Saturday, July 30, 2011

Vinoteca

When your dining companion tells you that the highlight of her meal was the spiced pecans, you know that you have failed to impress. So, while Vinoteca, with its lovely decor and happening bar scene, is surely date-worthy, here are some menu items to avoid:

Duck Prosciutto was the main culprit. Readers will know that Antoinette Ego is a big fan of prosciutto, especially boar prosciutto, but duck is a different animal. Think about it for a moment. The wild boar is a lean old codger, what with all that running around foraging in the woods. Duck, on the other hand, is plump by nature, needing to be bouyant in the water. And farm raised duck, which are often force-fed (yes, with a funnel) to fatten them up for foie gras, are especially fatty. Nancy pronounced the duck prosicutto "too rich," which turned out to be a euphemism for "inedible". Whatever flavor the duck had to impart was lost in fatty tastelessness.

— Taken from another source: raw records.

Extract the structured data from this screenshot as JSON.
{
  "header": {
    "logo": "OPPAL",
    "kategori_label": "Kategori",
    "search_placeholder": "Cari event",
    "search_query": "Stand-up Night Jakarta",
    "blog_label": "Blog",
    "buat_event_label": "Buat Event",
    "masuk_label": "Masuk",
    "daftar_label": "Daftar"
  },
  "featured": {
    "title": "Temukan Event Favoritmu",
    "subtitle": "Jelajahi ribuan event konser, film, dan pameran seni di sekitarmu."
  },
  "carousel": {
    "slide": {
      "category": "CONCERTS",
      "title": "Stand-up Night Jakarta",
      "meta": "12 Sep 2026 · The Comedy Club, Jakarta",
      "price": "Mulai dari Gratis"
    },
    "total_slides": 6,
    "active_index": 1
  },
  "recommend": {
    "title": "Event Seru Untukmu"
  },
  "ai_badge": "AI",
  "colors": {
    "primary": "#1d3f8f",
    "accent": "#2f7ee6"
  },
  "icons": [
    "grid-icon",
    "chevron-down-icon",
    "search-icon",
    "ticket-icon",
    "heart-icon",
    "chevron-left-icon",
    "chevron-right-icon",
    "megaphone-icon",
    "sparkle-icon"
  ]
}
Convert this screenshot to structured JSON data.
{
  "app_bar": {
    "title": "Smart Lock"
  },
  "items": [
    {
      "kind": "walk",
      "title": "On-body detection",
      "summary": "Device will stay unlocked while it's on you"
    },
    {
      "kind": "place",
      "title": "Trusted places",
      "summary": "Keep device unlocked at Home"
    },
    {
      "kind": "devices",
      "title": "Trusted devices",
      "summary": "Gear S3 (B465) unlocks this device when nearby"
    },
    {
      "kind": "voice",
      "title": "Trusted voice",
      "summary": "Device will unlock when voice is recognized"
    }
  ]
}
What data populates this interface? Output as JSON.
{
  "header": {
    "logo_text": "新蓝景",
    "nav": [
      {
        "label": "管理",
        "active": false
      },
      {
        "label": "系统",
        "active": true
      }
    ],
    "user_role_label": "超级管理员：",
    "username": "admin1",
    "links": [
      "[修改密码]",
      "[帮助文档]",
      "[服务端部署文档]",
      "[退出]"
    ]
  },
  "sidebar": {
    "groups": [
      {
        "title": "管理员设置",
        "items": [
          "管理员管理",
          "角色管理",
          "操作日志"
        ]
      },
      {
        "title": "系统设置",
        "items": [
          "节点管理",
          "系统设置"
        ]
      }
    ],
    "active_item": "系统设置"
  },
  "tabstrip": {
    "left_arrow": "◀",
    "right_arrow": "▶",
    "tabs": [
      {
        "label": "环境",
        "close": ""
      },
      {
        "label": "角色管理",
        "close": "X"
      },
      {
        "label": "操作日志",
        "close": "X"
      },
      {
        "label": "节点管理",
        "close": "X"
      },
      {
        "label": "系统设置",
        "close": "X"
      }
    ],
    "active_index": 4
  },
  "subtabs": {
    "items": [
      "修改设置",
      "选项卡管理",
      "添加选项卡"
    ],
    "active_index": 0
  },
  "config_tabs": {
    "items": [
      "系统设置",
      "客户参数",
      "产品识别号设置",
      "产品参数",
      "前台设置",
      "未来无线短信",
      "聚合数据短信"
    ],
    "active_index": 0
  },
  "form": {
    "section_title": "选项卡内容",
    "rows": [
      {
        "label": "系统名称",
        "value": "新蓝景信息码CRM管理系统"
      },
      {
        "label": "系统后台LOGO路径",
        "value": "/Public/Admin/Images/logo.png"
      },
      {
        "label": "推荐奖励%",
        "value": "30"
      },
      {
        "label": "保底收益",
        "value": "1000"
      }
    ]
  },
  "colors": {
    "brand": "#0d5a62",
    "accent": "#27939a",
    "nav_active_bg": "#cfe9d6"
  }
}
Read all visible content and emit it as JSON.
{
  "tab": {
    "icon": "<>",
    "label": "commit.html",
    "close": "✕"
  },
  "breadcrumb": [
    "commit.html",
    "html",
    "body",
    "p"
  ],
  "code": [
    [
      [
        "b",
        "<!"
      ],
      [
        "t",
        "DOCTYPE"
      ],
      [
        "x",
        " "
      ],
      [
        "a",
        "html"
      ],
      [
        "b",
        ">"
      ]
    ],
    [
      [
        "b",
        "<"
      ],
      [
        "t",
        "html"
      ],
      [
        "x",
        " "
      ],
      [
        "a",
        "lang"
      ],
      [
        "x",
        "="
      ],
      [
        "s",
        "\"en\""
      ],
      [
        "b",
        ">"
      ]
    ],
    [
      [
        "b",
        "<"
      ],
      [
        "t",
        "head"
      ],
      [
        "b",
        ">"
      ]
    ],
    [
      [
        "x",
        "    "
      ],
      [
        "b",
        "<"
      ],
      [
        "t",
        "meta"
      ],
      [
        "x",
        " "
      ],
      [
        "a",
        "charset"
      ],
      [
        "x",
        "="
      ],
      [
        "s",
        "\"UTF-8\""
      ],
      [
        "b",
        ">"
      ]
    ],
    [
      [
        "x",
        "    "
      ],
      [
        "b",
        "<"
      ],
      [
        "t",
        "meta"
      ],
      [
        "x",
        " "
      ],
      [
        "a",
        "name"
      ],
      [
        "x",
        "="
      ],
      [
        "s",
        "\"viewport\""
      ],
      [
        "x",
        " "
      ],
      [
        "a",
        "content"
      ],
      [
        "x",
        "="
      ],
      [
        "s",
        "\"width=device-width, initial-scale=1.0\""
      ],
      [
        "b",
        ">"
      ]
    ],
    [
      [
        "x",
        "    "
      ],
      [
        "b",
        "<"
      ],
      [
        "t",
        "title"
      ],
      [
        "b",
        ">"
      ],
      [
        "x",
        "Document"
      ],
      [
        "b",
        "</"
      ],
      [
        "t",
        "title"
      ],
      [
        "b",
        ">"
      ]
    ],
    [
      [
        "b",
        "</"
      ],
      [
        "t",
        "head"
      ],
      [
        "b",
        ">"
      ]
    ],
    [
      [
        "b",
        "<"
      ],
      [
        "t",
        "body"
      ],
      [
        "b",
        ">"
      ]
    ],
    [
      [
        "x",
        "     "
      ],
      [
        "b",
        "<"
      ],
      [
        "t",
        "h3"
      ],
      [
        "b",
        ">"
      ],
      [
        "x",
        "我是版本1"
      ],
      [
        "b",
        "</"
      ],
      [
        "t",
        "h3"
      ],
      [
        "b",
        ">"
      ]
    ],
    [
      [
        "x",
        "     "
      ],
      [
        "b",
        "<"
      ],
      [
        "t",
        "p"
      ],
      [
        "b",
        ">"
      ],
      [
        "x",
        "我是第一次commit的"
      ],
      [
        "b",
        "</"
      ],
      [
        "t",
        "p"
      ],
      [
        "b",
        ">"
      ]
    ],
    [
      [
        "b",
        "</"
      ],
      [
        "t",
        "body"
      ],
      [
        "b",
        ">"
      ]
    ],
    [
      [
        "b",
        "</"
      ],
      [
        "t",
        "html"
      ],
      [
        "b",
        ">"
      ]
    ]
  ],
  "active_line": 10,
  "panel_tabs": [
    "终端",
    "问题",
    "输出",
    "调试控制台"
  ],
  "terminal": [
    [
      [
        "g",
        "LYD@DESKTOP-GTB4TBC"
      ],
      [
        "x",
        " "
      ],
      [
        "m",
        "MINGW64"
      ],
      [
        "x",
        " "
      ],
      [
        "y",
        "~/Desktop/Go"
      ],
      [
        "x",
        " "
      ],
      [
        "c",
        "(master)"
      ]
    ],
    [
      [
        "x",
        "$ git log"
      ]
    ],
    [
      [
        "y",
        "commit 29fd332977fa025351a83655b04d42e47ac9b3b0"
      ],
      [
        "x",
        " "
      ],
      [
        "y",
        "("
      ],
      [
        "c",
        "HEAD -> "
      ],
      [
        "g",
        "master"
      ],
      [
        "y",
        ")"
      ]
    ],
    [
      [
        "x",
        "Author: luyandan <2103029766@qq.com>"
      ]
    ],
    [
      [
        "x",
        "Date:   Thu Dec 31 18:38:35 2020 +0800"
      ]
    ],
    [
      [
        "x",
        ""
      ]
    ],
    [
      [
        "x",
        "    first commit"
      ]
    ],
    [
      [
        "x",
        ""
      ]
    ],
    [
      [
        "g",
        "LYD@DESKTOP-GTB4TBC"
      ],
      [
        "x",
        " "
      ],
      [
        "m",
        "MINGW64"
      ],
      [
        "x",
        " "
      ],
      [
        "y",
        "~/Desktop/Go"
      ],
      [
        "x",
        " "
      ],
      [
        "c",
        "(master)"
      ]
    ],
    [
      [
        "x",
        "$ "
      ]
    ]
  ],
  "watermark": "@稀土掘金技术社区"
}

White wines by the glass: we sampled one from the lower end of the price spectrum (Seven Sisters Buketraube from South Africa,  $8) and one from the medium range (Louis Michel & Fils Chablis from France, $14), both of which were forgettable. You may have to splurge on the upper end ($16) to find something memorable.

The best dish was the ahi tuna appetizer. Sleek and fresh, I would say this was better than the average ahi tuna appetizer. Recommended.

I also spied some intriguing items on the menu that I would be tempted to try if I ever found myself back at Vinoteca. The cheese flights in particular. There is a "cow flight", a "sheep flight" and a "goat flight". If you can find the right wines to pair with these, you may have the makings of a good date.